Since Glucose doesn’t perform variable elimination (or basically any other optimization that could forcibly remove reducible clauses), some reducible clauses are essentially “locked” into the clause database, and are never removed. These reducible clauses act as if they were irreducible.

It’s also interesting to note that glues are not static: they are in fact updated. The way they are updated, however, is very particular: they can obtain a lower glue number (a higher chance of not being knocked out) through some chance encounters while propagating. So, if they are propagated often enough, they have a higher chance of obtaining a lower glue number — essentially having a higher chance to be locked into the database.

Some speculation about glues

What if these reducible clauses that are locked into the clause database are an important ingredient in giving glues the edge? In other words, what if it’s not only the actual glue number that is so wildly good at guessing the usefulness of a reducible clause, instead the fact that their calculation method doesn’t allow some reducible clauses ever to be removed also significantly helps?

To me, this sounds like a possibility. While searching and performing conflict analysis SAT solvers are essentially building a chain of lemmas, a proof. In a sense, constantly removing reducible clauses is like building a house and then knocking a good number of bricks out every once in a while. If those bricks are at the foundation of the system, what’s above might collapse. If there are however reducible clauses that are never “knocked out”, they can act as a strong foundation. Of course, it’s a good idea to be able to predict what is a good foundation, and I believe glues are good at that (though I think there could be other, maybe better measures invented). However, the fact that some of them are never removed may also play a significant role in their success.

Locking clauses

Bounded variable addition is potentially a very strong system that could help in shortening proofs. However, due to the original heuristics of BVE it cannot be applied if the clauses it removes are only reducible. So, it can only shorten the description of the original problem (and maybe incidentally some of the reducible clauses) but not only the reducible clauses themselves. This is clearly not optimal for shortening the proof. I don’t know how lingeling performs BVA and BVE, but I wouldn’t be surprised if it has some heuristic where it treats some reducible clauses as irreducible (thereby locking them) so that it could leverage the compression function of BVA over the field of reducible clauses.
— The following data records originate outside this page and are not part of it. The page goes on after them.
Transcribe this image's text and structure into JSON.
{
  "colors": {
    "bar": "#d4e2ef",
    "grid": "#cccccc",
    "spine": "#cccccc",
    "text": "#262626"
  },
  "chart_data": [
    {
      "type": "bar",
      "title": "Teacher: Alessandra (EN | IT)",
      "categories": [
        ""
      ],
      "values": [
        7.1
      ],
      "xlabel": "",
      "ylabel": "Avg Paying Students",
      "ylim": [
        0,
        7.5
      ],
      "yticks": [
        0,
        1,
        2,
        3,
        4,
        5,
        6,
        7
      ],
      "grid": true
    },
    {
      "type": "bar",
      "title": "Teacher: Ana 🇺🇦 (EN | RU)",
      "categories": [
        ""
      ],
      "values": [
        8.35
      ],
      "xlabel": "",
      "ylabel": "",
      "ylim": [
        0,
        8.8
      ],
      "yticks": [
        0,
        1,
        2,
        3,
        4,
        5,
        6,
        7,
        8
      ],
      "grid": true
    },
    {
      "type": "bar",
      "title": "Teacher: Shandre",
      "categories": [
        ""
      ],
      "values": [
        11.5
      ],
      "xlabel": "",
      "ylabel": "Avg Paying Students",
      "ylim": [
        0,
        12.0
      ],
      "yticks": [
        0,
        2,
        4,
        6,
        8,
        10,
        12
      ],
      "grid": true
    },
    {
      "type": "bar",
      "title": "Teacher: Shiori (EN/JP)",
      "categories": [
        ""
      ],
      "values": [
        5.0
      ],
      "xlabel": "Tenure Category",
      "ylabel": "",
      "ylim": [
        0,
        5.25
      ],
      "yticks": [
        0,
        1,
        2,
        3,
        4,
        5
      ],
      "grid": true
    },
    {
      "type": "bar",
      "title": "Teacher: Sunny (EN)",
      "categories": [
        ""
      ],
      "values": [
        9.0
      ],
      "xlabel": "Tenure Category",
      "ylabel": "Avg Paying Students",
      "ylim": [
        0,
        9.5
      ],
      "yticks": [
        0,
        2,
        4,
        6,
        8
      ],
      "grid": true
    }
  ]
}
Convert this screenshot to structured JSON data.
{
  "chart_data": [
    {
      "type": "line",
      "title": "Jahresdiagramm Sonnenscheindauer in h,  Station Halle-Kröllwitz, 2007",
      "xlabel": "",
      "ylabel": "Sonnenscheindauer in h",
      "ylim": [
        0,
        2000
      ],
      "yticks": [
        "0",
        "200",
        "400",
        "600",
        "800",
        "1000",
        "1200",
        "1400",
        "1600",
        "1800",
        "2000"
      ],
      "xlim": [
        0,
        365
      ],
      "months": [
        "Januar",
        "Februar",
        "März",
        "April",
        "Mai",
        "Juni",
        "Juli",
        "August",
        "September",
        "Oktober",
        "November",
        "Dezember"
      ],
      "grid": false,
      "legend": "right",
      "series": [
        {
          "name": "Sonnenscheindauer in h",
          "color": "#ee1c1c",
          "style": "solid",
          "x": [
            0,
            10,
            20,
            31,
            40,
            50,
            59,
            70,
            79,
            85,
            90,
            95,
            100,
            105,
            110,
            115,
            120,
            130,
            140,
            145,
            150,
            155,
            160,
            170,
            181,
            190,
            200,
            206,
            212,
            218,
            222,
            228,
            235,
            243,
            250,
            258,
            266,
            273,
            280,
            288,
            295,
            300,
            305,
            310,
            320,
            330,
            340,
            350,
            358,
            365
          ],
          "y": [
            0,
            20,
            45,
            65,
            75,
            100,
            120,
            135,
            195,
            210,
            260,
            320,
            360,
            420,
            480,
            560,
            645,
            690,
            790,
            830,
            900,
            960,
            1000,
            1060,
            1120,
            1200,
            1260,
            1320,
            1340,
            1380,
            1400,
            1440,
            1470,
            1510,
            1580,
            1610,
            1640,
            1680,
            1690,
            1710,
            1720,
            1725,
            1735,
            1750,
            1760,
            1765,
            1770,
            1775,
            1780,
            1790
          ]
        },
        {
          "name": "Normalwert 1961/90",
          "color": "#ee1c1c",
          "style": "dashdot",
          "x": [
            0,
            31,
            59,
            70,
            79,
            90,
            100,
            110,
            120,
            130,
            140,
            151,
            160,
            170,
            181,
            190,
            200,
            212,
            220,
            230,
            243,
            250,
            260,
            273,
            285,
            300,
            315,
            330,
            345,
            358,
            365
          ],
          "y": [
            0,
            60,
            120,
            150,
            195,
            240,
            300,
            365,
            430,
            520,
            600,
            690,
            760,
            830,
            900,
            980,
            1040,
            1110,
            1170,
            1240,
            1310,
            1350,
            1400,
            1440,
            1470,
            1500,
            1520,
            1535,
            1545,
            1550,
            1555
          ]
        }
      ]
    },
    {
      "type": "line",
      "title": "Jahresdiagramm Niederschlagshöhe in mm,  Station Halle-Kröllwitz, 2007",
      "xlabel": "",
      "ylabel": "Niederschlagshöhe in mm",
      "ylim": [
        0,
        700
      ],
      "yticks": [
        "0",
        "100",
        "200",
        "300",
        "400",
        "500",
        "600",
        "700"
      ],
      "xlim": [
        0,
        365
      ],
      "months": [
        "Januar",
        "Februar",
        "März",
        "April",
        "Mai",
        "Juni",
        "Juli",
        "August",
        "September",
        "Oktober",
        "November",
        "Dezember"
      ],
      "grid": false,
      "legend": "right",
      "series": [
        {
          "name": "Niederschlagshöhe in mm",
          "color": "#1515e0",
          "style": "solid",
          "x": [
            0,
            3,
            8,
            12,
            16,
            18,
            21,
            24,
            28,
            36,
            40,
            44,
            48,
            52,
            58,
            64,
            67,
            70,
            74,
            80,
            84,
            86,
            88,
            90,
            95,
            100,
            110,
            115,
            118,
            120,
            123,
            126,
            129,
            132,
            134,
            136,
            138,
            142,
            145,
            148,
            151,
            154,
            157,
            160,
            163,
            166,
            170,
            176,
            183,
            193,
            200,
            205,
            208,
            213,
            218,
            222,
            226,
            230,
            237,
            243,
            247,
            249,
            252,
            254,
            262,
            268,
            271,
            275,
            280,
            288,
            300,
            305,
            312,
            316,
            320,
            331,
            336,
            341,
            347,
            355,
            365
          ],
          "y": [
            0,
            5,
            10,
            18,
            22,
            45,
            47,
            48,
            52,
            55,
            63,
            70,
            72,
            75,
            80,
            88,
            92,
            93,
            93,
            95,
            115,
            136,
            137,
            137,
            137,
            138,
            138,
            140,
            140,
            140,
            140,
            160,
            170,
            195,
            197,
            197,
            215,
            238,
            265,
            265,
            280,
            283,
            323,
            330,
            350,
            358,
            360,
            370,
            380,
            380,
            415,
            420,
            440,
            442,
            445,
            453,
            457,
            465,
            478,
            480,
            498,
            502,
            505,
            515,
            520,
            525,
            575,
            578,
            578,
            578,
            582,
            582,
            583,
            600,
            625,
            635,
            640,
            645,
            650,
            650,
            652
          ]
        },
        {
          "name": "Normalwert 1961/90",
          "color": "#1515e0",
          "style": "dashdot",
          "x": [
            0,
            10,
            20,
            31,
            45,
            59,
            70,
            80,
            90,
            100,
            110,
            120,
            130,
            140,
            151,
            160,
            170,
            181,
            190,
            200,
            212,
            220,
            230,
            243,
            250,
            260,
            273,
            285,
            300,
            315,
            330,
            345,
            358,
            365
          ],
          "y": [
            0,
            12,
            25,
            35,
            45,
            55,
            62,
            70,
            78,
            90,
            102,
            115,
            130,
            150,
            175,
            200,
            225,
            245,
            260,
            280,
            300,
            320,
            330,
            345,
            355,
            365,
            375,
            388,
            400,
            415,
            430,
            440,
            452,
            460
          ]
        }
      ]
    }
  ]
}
Unfortunately, lingeling code is hard to read, and it’s proprietary code so I’d rather not read it unless some licensing problems turn up. No other SAT solver performs BVA as an in-processing method (riss performs it only as pre-processing, though it is capable to perform BVA as in-processing), so I’m left on my own to guess this and code it accordingly.

UPDATE: According to Norbert Manthey lingeling doesn’t perform BVA at all. This is more than a little surprising.

End notes

I believe it was first Vegard Nossum who put into my head the idea of locking some reducible clauses into the database. It only occurred to me later that glues automatically achieve that, and furthermore, they seem to automatically lock oft-propagated reducible clauses.

There are some problems with the above logic, though. I believe lingeling increments the glue counter of some (all?) reducible clauses on a regular basis, and lingeling is a good solver. That would defeat the above logic, though the precise way glues are incremented (and the way they are cleaned) in lingeling is not entirely clear to me. So some of the above could still hold. Furthermore, lingeling could be so well-performing for other reasons — there are more to SAT solvers than just search and resolution. Lately, up to 50% or more of the time spent in modern SAT solvers could be used to perform actions other than search.